Die Beklagte hat zwar noch im Gütetermin mündlich bestritten, die Einstellung sei in
Deutschland in R3-W1 in der N3 23, dem Sitz der Niederlassung der Beklagten, erfolgt.
Insoweit ist ein Bestreiten mit Nichtwissen jedoch unzulässig. Die Beklagte hätte
substantiiert vortragen müssen, wo (im "Stammhaus"?) und wann in Polen der
Arbeitsvertrag unterzeichnet worden ist und wer für die Beklagte den Arbeitsvertrag in
Polen gegengezeichnet hat. Die unstreitige Tatsache, dass der Arbeitsvertrag der
Klägerin von Frau B3 C1 gegengezeichnet ist, die wiederum in der Niederlassung der
Beklagten in R3-W1 für die Beklagte tätig ist, führt dazu, dass die Beklagte sich nicht auf
bloßes Bestreiten mit Nichtwissen beschränken durfte.
48
B.
49
Die Klage ist auch begründet. Die Klägerin hat gegen die Beklagte einen Anspruch auf
Zahlung der "üblichen Vergütung" im Sinne von § 612 BGB i.V.m. § 138 BGB.
50
1.
51
Die Klägerin kann sich mit Erfolg auf diese Vorschriften berufen, obwohl die Parteien im
Annex zum Arbeitsvertrag vereinbart haben, dass "die Entscheidung der Streitigkeiten,
die sich aus der Anwendung vom Annex zum Arbeitsvertrag ergeben, das polnische
Recht als zuständiges Recht angewendet wird".
52
Die Kammer versteht diese Vereinbarung so, dass die Parteien die Entscheidung ihres
Rechtsstreits nicht (nur) polnischem Verfahrensrecht unterstellen wollten, sondern dass
die Entscheidung der Streitigkeiten, die sich aus der Anwendung des Arbeitsvertrages
der Parteien und seines Annex ergeben, materiell polnischem Recht unterliegen soll.

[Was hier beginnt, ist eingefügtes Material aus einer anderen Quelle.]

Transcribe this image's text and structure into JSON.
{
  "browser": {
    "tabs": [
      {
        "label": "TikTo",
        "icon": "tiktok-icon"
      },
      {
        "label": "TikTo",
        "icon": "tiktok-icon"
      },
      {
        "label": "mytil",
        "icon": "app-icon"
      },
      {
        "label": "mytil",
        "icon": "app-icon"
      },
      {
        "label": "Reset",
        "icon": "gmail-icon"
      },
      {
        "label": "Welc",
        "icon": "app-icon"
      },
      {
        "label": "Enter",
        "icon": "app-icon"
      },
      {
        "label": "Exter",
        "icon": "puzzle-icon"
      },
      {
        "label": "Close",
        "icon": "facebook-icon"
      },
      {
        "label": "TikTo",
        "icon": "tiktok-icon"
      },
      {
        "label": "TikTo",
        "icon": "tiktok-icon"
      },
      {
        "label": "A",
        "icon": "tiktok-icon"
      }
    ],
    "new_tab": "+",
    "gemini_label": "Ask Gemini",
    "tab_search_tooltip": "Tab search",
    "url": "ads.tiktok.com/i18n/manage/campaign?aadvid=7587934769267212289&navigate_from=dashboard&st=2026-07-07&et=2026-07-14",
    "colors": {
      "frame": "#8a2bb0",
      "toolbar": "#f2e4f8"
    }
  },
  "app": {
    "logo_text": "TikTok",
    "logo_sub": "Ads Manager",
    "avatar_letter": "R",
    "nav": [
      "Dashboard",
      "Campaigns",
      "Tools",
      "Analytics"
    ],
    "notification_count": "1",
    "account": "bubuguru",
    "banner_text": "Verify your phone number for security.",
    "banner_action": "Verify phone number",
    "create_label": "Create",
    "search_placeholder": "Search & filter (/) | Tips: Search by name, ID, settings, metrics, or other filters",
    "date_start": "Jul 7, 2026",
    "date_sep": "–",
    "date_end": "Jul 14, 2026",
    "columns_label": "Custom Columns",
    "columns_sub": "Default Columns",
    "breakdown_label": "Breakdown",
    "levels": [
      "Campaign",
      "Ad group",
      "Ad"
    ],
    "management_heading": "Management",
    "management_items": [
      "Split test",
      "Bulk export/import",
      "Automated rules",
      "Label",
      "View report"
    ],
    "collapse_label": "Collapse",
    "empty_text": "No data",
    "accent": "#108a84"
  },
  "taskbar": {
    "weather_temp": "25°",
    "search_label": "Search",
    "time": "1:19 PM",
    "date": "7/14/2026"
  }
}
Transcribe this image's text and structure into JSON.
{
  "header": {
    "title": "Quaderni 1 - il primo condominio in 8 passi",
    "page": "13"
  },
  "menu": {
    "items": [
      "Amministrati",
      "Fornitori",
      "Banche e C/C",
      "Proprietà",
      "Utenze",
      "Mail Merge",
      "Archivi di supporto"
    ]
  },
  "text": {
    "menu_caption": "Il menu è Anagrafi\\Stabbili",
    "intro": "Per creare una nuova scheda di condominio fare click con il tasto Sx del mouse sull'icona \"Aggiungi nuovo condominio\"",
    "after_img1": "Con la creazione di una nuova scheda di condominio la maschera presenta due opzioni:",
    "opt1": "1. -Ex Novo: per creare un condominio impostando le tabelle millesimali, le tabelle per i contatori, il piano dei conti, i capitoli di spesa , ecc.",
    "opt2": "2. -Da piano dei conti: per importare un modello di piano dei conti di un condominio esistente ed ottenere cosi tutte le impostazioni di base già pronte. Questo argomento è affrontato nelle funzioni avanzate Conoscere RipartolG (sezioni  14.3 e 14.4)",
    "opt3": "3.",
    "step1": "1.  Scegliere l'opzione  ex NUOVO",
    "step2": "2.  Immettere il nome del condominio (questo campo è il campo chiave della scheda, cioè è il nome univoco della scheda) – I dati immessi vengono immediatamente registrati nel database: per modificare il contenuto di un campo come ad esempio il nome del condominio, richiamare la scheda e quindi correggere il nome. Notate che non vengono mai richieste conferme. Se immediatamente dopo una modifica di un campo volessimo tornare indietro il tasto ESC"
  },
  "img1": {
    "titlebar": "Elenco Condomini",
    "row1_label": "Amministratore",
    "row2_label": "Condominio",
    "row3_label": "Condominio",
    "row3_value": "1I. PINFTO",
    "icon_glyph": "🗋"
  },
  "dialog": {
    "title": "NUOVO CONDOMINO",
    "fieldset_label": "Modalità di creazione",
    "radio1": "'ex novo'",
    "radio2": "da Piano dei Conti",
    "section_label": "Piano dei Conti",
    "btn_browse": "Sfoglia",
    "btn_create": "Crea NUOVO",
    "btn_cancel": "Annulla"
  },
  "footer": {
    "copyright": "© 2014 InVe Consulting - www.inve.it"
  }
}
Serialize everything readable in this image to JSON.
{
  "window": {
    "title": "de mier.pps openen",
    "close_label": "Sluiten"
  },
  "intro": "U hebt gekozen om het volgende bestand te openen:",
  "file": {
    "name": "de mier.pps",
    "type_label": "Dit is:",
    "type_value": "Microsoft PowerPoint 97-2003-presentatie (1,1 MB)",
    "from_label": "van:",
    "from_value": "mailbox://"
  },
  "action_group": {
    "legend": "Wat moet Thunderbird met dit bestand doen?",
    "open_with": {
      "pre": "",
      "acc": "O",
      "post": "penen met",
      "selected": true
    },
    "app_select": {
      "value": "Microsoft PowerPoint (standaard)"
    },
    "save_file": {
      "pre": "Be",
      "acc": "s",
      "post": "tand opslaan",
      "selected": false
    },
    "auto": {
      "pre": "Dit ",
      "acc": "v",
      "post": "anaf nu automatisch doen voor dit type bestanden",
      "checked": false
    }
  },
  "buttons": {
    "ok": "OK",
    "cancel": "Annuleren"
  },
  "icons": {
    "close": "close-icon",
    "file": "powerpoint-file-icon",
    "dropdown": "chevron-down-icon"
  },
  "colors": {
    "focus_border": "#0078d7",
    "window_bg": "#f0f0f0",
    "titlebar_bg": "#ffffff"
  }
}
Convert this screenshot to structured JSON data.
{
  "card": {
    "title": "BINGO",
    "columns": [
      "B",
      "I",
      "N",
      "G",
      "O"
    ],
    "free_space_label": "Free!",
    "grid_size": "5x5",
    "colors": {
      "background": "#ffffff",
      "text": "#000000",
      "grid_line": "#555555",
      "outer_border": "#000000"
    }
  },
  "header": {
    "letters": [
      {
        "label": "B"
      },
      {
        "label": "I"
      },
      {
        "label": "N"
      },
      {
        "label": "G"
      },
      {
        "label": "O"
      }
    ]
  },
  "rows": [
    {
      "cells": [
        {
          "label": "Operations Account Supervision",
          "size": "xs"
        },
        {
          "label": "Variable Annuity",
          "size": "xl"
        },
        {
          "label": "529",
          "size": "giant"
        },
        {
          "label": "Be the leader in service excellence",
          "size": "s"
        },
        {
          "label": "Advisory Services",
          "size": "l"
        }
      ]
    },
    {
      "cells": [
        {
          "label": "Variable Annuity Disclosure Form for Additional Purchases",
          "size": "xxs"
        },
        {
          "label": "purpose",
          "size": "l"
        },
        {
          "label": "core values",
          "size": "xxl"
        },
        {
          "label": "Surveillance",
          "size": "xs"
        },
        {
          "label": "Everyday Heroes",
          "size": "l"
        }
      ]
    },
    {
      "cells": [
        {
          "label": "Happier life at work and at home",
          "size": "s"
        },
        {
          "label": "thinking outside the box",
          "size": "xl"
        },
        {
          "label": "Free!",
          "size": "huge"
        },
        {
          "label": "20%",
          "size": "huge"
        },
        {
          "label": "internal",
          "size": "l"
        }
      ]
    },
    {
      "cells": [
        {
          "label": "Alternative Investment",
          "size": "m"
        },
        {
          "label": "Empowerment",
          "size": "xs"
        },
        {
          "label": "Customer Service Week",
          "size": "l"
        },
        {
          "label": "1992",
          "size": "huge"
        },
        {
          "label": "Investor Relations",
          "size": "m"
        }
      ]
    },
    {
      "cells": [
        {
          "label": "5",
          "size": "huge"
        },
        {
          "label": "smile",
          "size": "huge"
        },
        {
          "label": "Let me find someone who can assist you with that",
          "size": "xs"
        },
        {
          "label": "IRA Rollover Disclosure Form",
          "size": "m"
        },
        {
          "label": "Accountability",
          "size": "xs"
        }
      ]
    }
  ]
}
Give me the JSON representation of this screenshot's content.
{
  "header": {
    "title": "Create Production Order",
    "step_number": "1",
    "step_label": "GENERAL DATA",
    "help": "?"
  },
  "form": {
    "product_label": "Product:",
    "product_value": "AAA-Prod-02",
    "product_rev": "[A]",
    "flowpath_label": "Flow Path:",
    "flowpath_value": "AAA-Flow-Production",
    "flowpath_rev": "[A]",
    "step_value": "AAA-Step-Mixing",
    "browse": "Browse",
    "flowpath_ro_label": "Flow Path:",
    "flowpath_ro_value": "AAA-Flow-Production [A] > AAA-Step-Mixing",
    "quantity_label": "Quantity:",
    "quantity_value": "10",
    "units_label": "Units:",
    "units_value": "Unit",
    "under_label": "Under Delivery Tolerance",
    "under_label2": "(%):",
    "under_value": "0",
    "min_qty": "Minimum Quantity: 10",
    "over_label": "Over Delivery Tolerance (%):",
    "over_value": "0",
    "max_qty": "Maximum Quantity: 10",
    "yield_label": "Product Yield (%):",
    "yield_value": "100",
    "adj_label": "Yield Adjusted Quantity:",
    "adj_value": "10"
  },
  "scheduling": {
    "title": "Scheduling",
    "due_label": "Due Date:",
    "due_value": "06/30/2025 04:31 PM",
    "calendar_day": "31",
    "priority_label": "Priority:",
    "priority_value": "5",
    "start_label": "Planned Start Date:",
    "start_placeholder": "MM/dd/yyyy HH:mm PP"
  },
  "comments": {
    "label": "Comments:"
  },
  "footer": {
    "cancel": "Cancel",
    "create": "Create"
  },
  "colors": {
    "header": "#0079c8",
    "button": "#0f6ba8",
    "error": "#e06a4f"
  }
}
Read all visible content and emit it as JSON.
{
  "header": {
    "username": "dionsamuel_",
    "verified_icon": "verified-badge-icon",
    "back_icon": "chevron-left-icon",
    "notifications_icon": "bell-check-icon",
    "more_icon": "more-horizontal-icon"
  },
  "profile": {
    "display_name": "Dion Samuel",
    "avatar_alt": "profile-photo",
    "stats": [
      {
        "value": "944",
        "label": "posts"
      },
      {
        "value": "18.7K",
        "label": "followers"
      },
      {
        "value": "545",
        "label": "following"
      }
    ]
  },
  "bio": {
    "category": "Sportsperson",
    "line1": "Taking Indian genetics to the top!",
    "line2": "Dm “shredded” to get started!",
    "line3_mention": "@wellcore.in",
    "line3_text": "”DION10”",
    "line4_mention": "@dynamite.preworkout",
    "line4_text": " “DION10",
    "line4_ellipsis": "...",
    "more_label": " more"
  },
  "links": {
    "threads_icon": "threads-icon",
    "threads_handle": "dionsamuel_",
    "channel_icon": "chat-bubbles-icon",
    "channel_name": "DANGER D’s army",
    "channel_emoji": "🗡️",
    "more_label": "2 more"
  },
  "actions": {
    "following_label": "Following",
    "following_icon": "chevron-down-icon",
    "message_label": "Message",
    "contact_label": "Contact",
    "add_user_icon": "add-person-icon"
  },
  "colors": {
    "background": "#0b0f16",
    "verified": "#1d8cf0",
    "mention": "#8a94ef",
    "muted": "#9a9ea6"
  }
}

Diese Vereinbarung der Parteien hat das erkennende Gericht grundsätzlich zu
53
akzeptieren. Nach Artikel 27 EGBGB unterliegt der Vertrag dem von den Parteien
gewählten Recht. Damit die unterliegen die arbeitsvertraglichen Beziehungen der
Parteien grundsätzlich auch materiell polnischem Arbeitsrecht.
2.
54
Die freie Rechtswahl der Parteien tangiert jedoch nicht die Anwendung der
Bestimmungen des deutschen Rechts, die ohne Rücksicht auf das auf den Vertrag
anzuwendende Recht den Sachverhalt zwingend regeln, Artikel 27 Abs. 3 EG BGB.
Danach berührt die Wahl des Rechts eines anderen Staates, wenn der sonstige
Sachverhalt im Zeitpunkt der Rechtswahl nur mit einem Staat verbunden ist, - auch
wenn sie durch die Vereinbarung der Zuständigkeit eines Gerichts eines anderen
Staates ergänzt ist – die Bestimmungen nicht, von denen nach dem Recht jenes Staates
durch Vertrag nicht abgewichen werden kann (zwingende Bestimmungen).
55
a.)
56
Artikel 27 Abs. 3 EGBGB enthält also eine Beschränkung der Rechtswahl, soweit – von
der Rechtswahlklausel abgesehen – keine Auslandsbeziehungen bestehen. Ist der
Sachverhalt zum Zeitpunkt der Rechtswahl nur mit einem Staat verbunden, d.h.
eindeutig lokalisiert, so ist zwar eine Rechtswahl nicht ausgeschlossen. In solchen
"Binnensachverhalten" kann jedoch die Vereinbarung der Rechtsordnung eines
anderen Staates die zwingenden Bestimmungen dieses Staates nicht berühren. Das
Recht des Staates, zu dem der Vertrag allein Beziehungen aufweist, bildet sozusagen
das "Einbettungsstatut".
57
aa.)
58
Mangels einer Rechtswahl würde auf das Arbeitsverhältnis der Parteien deutsches
Arbeitsrecht zur Anwendung kommen. Denn nach Artikel 20 Abs. 2 EG BGB unterliegen
Arbeitsverträge und Arbeitsverhältnisse dem Recht des Staates, in dem der
Arbeitnehmer und Erfüllung des Vertrages "gewöhnlich" seine Arbeit verrichtet (Ziffer 1)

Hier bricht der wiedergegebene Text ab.